同時使用化療賀爾蒙治療於轉移性荷爾蒙敏感型攝護腺癌之病人
方仁愷、吳錫金、謝博帆、張兆祥、楊啟瑞、葉進仲、陳冠亨、林精湛1、林哲弘1、葉士芃1
中國醫藥大學附設醫院 泌尿部,1腫瘤部
Real world experience of upfront chemohormonal therapy in metastatic hormone-sensitive prostate cancer
Jen-Kai Fang, Hsi-Chin Wu, Po-Fan Hsieh, Chao-Hsiang Chang, Chi-Rei Yang, Chin-Chung Yeh, Guang-Heng Chen, Ching-Chan Lin1, Che-Hung Lin1, Shih-Peng Yeh1
Department of Urology and 1Oncology, China Medical University Hospital, Taichung, Taiwan
Purpose
Recent two clinical trials (CHAARTED and STAMPEDE) showed survival benefit of upfront docetaxel in metastatic hormone-sensitive prostate cancer (mHSPC). The aim of this study is to evaluate the real world experience in China Medical University Hospital.
Materials and Methods
Between June 2014 and October 2018, we retrospectively reviewed patients with mHSPC. 28 patients received docetaxel in addition to androgen deprivation therapy for newly diagnosed mHSPC because of high volume disease or consensus of team meeting.
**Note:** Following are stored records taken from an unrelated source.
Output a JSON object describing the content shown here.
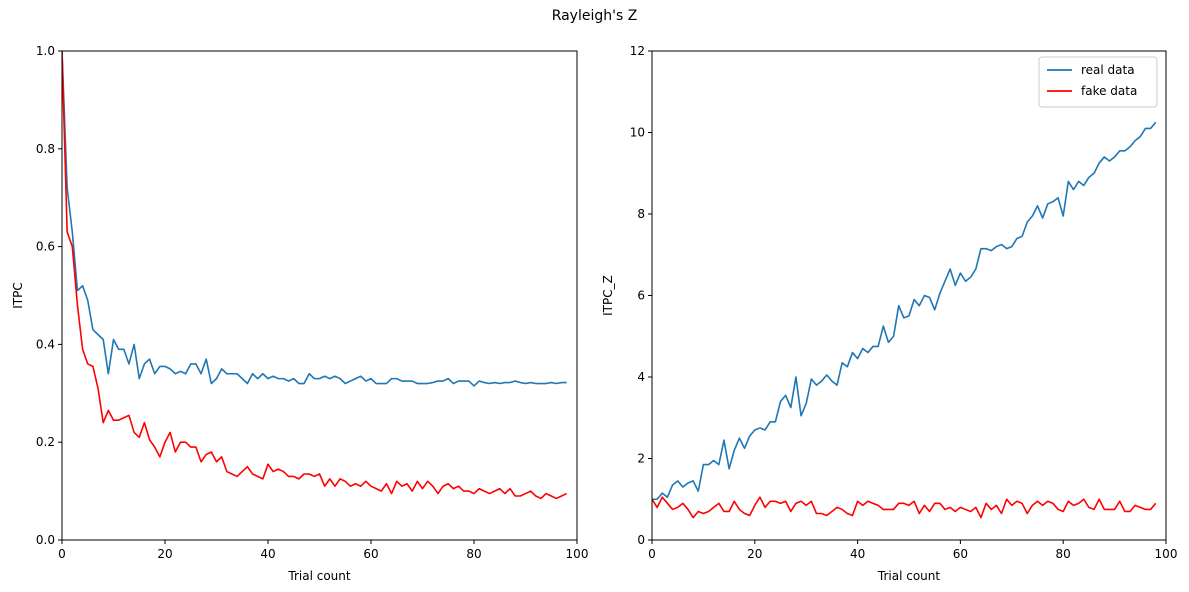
{
  "figure": {
    "suptitle": "Rayleigh's Z"
  },
  "chart_data": [
    {
      "type": "line",
      "title": "",
      "xlabel": "Trial count",
      "ylabel": "ITPC",
      "xlim": [
        0,
        100
      ],
      "ylim": [
        0,
        1.0
      ],
      "xticks": [
        0,
        20,
        40,
        60,
        80,
        100
      ],
      "yticks": [
        0.0,
        0.2,
        0.4,
        0.6,
        0.8,
        1.0
      ],
      "grid": false,
      "legend": null,
      "x": [
        0,
        1,
        2,
        3,
        4,
        5,
        6,
        7,
        8,
        9,
        10,
        11,
        12,
        13,
        14,
        15,
        16,
        17,
        18,
        19,
        20,
        21,
        22,
        23,
        24,
        25,
        26,
        27,
        28,
        29,
        30,
        31,
        32,
        33,
        34,
        35,
        36,
        37,
        38,
        39,
        40,
        41,
        42,
        43,
        44,
        45,
        46,
        47,
        48,
        49,
        50,
        51,
        52,
        53,
        54,
        55,
        56,
        57,
        58,
        59,
        60,
        61,
        62,
        63,
        64,
        65,
        66,
        67,
        68,
        69,
        70,
        71,
        72,
        73,
        74,
        75,
        76,
        77,
        78,
        79,
        80,
        81,
        82,
        83,
        84,
        85,
        86,
        87,
        88,
        89,
        90,
        91,
        92,
        93,
        94,
        95,
        96,
        97,
        98
      ],
      "series": [
        {
          "name": "real data",
          "color": "#1f77b4",
          "values": [
            1.0,
            0.72,
            0.63,
            0.51,
            0.52,
            0.49,
            0.43,
            0.42,
            0.41,
            0.34,
            0.41,
            0.39,
            0.39,
            0.36,
            0.4,
            0.33,
            0.36,
            0.37,
            0.34,
            0.355,
            0.355,
            0.35,
            0.34,
            0.345,
            0.34,
            0.36,
            0.36,
            0.34,
            0.37,
            0.32,
            0.33,
            0.35,
            0.34,
            0.34,
            0.34,
            0.33,
            0.32,
            0.34,
            0.33,
            0.34,
            0.33,
            0.335,
            0.33,
            0.33,
            0.325,
            0.33,
            0.32,
            0.32,
            0.34,
            0.33,
            0.33,
            0.335,
            0.33,
            0.335,
            0.33,
            0.32,
            0.325,
            0.33,
            0.335,
            0.325,
            0.33,
            0.32,
            0.32,
            0.32,
            0.33,
            0.33,
            0.325,
            0.325,
            0.325,
            0.32,
            0.32,
            0.32,
            0.322,
            0.325,
            0.325,
            0.33,
            0.32,
            0.325,
            0.325,
            0.325,
            0.315,
            0.325,
            0.322,
            0.32,
            0.322,
            0.32,
            0.322,
            0.322,
            0.325,
            0.322,
            0.32,
            0.322,
            0.32,
            0.32,
            0.32,
            0.322,
            0.32,
            0.322,
            0.322
          ]
        },
        {
          "name": "fake data",
          "color": "#ff0000",
          "values": [
            1.0,
            0.63,
            0.6,
            0.48,
            0.39,
            0.36,
            0.355,
            0.31,
            0.24,
            0.265,
            0.245,
            0.245,
            0.25,
            0.255,
            0.22,
            0.21,
            0.24,
            0.205,
            0.19,
            0.17,
            0.2,
            0.22,
            0.18,
            0.2,
            0.2,
            0.19,
            0.19,
            0.16,
            0.175,
            0.18,
            0.16,
            0.17,
            0.14,
            0.135,
            0.13,
            0.14,
            0.15,
            0.135,
            0.13,
            0.125,
            0.155,
            0.14,
            0.145,
            0.14,
            0.13,
            0.13,
            0.125,
            0.135,
            0.135,
            0.13,
            0.135,
            0.11,
            0.125,
            0.11,
            0.125,
            0.12,
            0.11,
            0.115,
            0.11,
            0.12,
            0.11,
            0.105,
            0.1,
            0.115,
            0.095,
            0.12,
            0.11,
            0.115,
            0.1,
            0.12,
            0.105,
            0.12,
            0.11,
            0.095,
            0.11,
            0.115,
            0.105,
            0.11,
            0.1,
            0.1,
            0.095,
            0.105,
            0.1,
            0.095,
            0.1,
            0.105,
            0.095,
            0.105,
            0.09,
            0.09,
            0.095,
            0.1,
            0.09,
            0.085,
            0.095,
            0.09,
            0.085,
            0.09,
            0.095
          ]
        }
      ]
    },
    {
      "type": "line",
      "title": "",
      "xlabel": "Trial count",
      "ylabel": "ITPC_Z",
      "xlim": [
        0,
        100
      ],
      "ylim": [
        0,
        12
      ],
      "xticks": [
        0,
        20,
        40,
        60,
        80,
        100
      ],
      "yticks": [
        0,
        2,
        4,
        6,
        8,
        10,
        12
      ],
      "grid": false,
      "legend": "top-right",
      "x": [
        0,
        1,
        2,
        3,
        4,
        5,
        6,
        7,
        8,
        9,
        10,
        11,
        12,
        13,
        14,
        15,
        16,
        17,
        18,
        19,
        20,
        21,
        22,
        23,
        24,
        25,
        26,
        27,
        28,
        29,
        30,
        31,
        32,
        33,
        34,
        35,
        36,
        37,
        38,
        39,
        40,
        41,
        42,
        43,
        44,
        45,
        46,
        47,
        48,
        49,
        50,
        51,
        52,
        53,
        54,
        55,
        56,
        57,
        58,
        59,
        60,
        61,
        62,
        63,
        64,
        65,
        66,
        67,
        68,
        69,
        70,
        71,
        72,
        73,
        74,
        75,
        76,
        77,
        78,
        79,
        80,
        81,
        82,
        83,
        84,
        85,
        86,
        87,
        88,
        89,
        90,
        91,
        92,
        93,
        94,
        95,
        96,
        97,
        98
      ],
      "series": [
        {
          "name": "real data",
          "color": "#1f77b4",
          "values": [
            1.0,
            1.0,
            1.15,
            1.05,
            1.35,
            1.45,
            1.3,
            1.4,
            1.45,
            1.2,
            1.85,
            1.85,
            1.95,
            1.85,
            2.45,
            1.75,
            2.2,
            2.5,
            2.25,
            2.55,
            2.7,
            2.75,
            2.7,
            2.9,
            2.9,
            3.4,
            3.55,
            3.25,
            4.0,
            3.05,
            3.35,
            3.95,
            3.8,
            3.9,
            4.05,
            3.9,
            3.8,
            4.35,
            4.25,
            4.6,
            4.45,
            4.7,
            4.6,
            4.75,
            4.75,
            5.25,
            4.85,
            5.0,
            5.75,
            5.45,
            5.5,
            5.9,
            5.75,
            6.0,
            5.95,
            5.65,
            6.05,
            6.35,
            6.65,
            6.25,
            6.55,
            6.35,
            6.45,
            6.65,
            7.15,
            7.15,
            7.1,
            7.2,
            7.25,
            7.15,
            7.2,
            7.4,
            7.45,
            7.8,
            7.95,
            8.2,
            7.9,
            8.25,
            8.3,
            8.4,
            7.95,
            8.8,
            8.6,
            8.8,
            8.7,
            8.9,
            9.0,
            9.25,
            9.4,
            9.3,
            9.4,
            9.55,
            9.55,
            9.65,
            9.8,
            9.9,
            10.1,
            10.1,
            10.25
          ]
        },
        {
          "name": "fake data",
          "color": "#ff0000",
          "values": [
            1.0,
            0.8,
            1.05,
            0.9,
            0.75,
            0.8,
            0.9,
            0.75,
            0.55,
            0.7,
            0.65,
            0.7,
            0.8,
            0.9,
            0.7,
            0.7,
            0.95,
            0.75,
            0.65,
            0.6,
            0.85,
            1.05,
            0.8,
            0.95,
            0.95,
            0.9,
            0.95,
            0.7,
            0.9,
            0.95,
            0.85,
            0.95,
            0.65,
            0.65,
            0.6,
            0.7,
            0.8,
            0.75,
            0.65,
            0.6,
            0.95,
            0.85,
            0.95,
            0.9,
            0.85,
            0.75,
            0.75,
            0.75,
            0.9,
            0.9,
            0.85,
            0.95,
            0.65,
            0.85,
            0.7,
            0.9,
            0.9,
            0.75,
            0.8,
            0.7,
            0.8,
            0.75,
            0.7,
            0.8,
            0.55,
            0.9,
            0.75,
            0.85,
            0.65,
            1.0,
            0.85,
            0.95,
            0.9,
            0.65,
            0.85,
            0.95,
            0.85,
            0.95,
            0.9,
            0.75,
            0.7,
            0.95,
            0.85,
            0.9,
            1.0,
            0.8,
            0.75,
            1.0,
            0.75,
            0.75,
            0.75,
            0.95,
            0.7,
            0.7,
            0.85,
            0.8,
            0.75,
            0.75,
            0.9
          ]
        }
      ]
    }
  ]
}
The high volume disease was defined as patients with visceral metastasis or more than 3 bone metastasis with at least one outside the spine or pelvis. Patients followed the regimens of 50mg/m2 docetaxel biweekly for 9 cycles or 75mg/m2 docetaxel triweekly for 6 cycles. We analyzed the PSA response and side effects of chemotherapy.
Results
In this case series, the median age was 66 years (IQR 60-73). The median iPSA was 276.7(IQR 118-1510). 21 patients (75%) had high volume mHSPC and 6 patients had visceral metastasis. Most of the patients received 50 mg/m2 docetaxel biweekly in the early era and we offered more regimen of 75 mg/m2 triweekly after clinical trial reported. (50 mg/m2 biweekly: 20 patients; 75 mg/m2 triweekly: 6 patients). After the median follow-up time of 24.8 months, 6 patients (21.4%) had the PSA levels less than 0.2 ng/ml in 6 months and 1 patient (3.6%) did in 12 months. (All of them were 50 mg/m2 regimen). The 2- year overall survival rate was 65.6%. The 2-year biochemical progression free survival rate was 32.5%. Mention of adverse effects of chemotherapy, 6 patients (21.4%) had neutropenia and 4 of whom used prophylactic GCSF (2 were 50 mg/m2 regimen and 2 were 75 mg/m2 regimen). 5 patients (17.9%) had peripheral neuropathy, 4 patients (14.3%) had malaise and 2 patients (7.1%) had limbs edema. 6 patients couldn’t complete the chemotherapy course due to intolerable side effects or poor general performance.
Conclusions
In our real world experience, patients with regimen of 50 mg/m2 biweekly had good PSA response and had lower rate of severe neutropenia than 75 mg/m2 triweekly regimen. Most of the adverse effects were manageable. The survival benefit for these patients will be further analyzed in the future.